Dr. DeRubertis’ clinical interests include open repair and endovascular treatment of complex aortic aneurysms, and treatment of a range of blood flow complications and blockages in arteries and veins, including lower extremity arterial occlusive disease, carotid artery disease and deep venous disease. In an effort to minimize the physical impact and need for prolonged recovery times for patients, who are often older in this area of medical care, he takes a multidisciplinary approach using both standard open surgical operations as well as innovative minimally invasive techniques to correct vascular issues.
“Longer hospital stays and recovery times from procedures can have a major impact in terms of daily functioning and the ability to live independently,” Dr. DeRubertis said. “My goal is to use technology to help patients have a more rapid return to normal life, so that we ultimately preserve that quality of life in the long term.”
His primary research focus is in clinical trial research and design, participating in numerous trials involving new endovascular techniques and experimental devices. He has served as site or national principal investigator in more than 15 clinical research studies, including a current trial for a bioresorbable vascular scaffold, or stent, for blocked arteries below the knee—the first of its kind.

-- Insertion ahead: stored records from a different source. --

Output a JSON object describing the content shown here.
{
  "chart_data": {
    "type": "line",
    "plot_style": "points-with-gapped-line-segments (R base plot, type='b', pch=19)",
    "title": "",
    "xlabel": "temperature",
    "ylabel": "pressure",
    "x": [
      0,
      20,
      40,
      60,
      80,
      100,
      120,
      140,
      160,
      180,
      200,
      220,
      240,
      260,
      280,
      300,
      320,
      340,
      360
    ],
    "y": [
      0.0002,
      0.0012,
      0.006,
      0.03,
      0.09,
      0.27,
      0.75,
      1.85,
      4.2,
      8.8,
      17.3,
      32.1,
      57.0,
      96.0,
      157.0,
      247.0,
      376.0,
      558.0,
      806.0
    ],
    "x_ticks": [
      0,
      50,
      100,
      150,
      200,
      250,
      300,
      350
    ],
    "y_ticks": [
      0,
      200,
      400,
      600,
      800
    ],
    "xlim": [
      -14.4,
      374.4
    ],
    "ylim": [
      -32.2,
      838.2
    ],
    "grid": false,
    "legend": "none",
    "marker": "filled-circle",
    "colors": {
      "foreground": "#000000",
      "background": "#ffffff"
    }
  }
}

As division chief, Dr. DeRubertis will emphasize inter-division and multi-departmental collaboration, noting that vascular and cardiovascular disease is increasingly being treated in a multidisciplinary fashion, with intersections between cardiology, interventional radiology, and vascular and cardiac surgery.
“The opportunity for collaboration was a large part of the appeal of joining Weill Cornell Medicine and NewYork-Presbyterian,” he said. “Not only does this division have an incredible group of accomplished vascular surgeons, you have colleagues at the top of their field in each of these other specialties. And together, through our shared modern approach to medicine, we are able to provide the best, most comprehensive care to our patients.”

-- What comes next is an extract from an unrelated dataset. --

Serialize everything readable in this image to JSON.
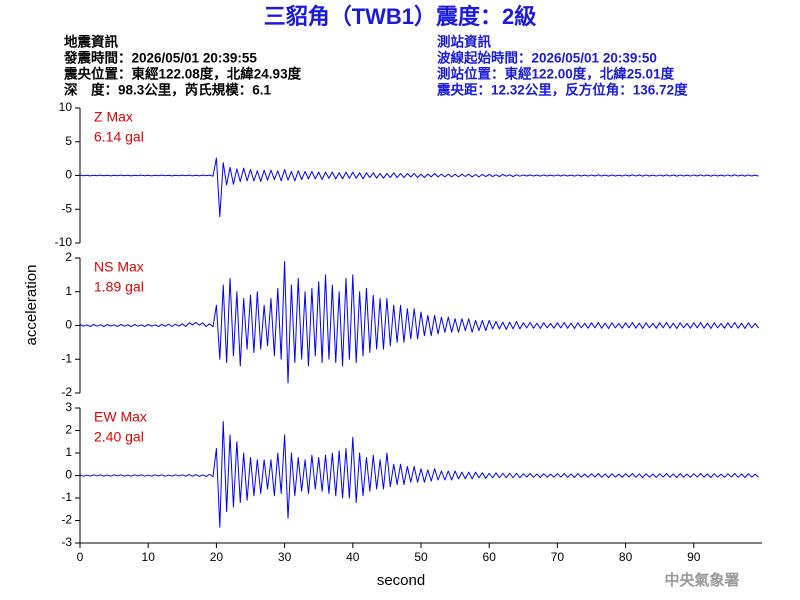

About Dr. Brian DeRubertis
Dr. DeRubertis received a bachelor’s degree in psychobiology from UCLA and a medical degree from Weill Cornell Medicine. After a general surgery internship at Oregon Health Sciences University, he completed a surgical research fellowship at Memorial Sloan Kettering Cancer Center. He completed his general surgery residency and chief residency at NewYork-Presbyterian/Weill Cornell Medical Center, followed by a vascular surgery fellowship at New York-Presbyterian/Weill Cornell and NewYork-Presbyterian/Columbia University Irving Medical Center. Dr. DeRubertis then joined the faculty of the David Geffen School of Medicine at UCLA as an assistant professor-in-residence in the Division of Vascular Surgery, rising to the position of clinical professor of surgery and most recently serving as medical director of the Ambulatory Procedure Unit at the UCLA Gonda Vascular Center.

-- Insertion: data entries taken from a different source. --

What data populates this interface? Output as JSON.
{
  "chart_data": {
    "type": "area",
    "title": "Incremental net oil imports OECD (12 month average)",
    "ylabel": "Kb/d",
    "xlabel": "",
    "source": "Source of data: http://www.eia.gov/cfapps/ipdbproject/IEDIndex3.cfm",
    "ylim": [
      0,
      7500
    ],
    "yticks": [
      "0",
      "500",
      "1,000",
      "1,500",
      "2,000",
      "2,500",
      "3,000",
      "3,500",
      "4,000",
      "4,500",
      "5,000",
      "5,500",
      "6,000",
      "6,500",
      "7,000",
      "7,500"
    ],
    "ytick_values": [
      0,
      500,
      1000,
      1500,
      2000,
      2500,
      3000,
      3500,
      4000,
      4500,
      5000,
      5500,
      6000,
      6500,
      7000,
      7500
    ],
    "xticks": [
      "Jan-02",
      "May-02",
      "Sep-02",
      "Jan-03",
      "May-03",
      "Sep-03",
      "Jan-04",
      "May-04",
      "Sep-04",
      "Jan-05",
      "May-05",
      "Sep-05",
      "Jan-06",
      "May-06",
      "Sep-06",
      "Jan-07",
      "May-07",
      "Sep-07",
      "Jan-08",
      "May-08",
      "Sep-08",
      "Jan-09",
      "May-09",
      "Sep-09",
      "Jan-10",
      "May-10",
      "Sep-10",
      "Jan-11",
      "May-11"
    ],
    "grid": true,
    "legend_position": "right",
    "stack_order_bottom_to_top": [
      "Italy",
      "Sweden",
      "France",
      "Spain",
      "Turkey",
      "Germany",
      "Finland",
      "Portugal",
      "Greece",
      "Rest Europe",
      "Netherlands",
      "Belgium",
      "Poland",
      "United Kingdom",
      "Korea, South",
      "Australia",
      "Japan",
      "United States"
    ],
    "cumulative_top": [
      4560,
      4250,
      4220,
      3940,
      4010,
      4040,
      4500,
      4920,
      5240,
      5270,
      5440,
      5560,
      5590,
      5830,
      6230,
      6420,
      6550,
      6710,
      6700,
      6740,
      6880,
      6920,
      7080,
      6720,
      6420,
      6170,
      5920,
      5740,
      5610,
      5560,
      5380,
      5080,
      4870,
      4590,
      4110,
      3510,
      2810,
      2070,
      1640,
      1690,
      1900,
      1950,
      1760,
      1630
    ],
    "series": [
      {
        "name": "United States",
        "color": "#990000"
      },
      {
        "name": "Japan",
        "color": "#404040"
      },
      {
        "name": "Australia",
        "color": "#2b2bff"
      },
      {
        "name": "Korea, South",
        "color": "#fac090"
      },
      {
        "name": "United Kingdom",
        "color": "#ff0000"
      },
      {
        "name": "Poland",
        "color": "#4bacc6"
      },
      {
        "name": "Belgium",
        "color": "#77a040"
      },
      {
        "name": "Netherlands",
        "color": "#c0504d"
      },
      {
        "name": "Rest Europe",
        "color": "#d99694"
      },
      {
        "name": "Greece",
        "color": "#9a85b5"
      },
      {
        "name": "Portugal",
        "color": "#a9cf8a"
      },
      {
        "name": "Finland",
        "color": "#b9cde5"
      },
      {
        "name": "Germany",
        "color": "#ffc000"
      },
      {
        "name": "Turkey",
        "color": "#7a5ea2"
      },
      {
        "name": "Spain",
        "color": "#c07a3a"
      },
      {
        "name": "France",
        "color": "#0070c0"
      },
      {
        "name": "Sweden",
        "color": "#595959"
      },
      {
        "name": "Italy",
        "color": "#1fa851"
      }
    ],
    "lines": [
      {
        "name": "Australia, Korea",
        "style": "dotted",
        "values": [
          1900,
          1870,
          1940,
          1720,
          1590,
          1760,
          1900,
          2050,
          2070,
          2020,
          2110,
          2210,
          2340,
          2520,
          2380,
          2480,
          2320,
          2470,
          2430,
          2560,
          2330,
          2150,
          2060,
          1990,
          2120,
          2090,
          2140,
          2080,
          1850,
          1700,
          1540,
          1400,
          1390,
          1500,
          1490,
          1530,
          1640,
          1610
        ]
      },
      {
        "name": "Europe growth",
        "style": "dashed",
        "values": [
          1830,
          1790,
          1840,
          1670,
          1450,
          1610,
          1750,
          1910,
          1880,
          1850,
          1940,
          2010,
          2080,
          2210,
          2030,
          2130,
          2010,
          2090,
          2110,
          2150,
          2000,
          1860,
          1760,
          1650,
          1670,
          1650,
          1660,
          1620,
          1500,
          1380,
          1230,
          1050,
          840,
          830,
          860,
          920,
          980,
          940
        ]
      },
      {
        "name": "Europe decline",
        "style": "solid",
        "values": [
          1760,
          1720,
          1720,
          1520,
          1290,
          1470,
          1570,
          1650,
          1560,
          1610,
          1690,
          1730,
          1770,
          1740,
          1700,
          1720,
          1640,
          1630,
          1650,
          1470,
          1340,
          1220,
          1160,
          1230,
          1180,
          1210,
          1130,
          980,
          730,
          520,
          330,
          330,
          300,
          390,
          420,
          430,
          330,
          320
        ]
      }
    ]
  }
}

He has published more than 70 articles in peer-reviewed journals and contributed more than 15 book chapters. A fellow of the American College of Surgeons, Dr. DeRubertis is also a member of numerous medical organizations including the Society for Vascular Surgery, the Vascular & Endovascular Surgery Society, and the Pacific Coast Surgical Association. As a frequent guest speaker, he has presented original research at over 35 regional and national academic conferences and delivered over 200 presentations at national and international symposia. An expert in his field, he is a member of multiple advisory boards and has served as a physician-educator in many industry and societal training programs.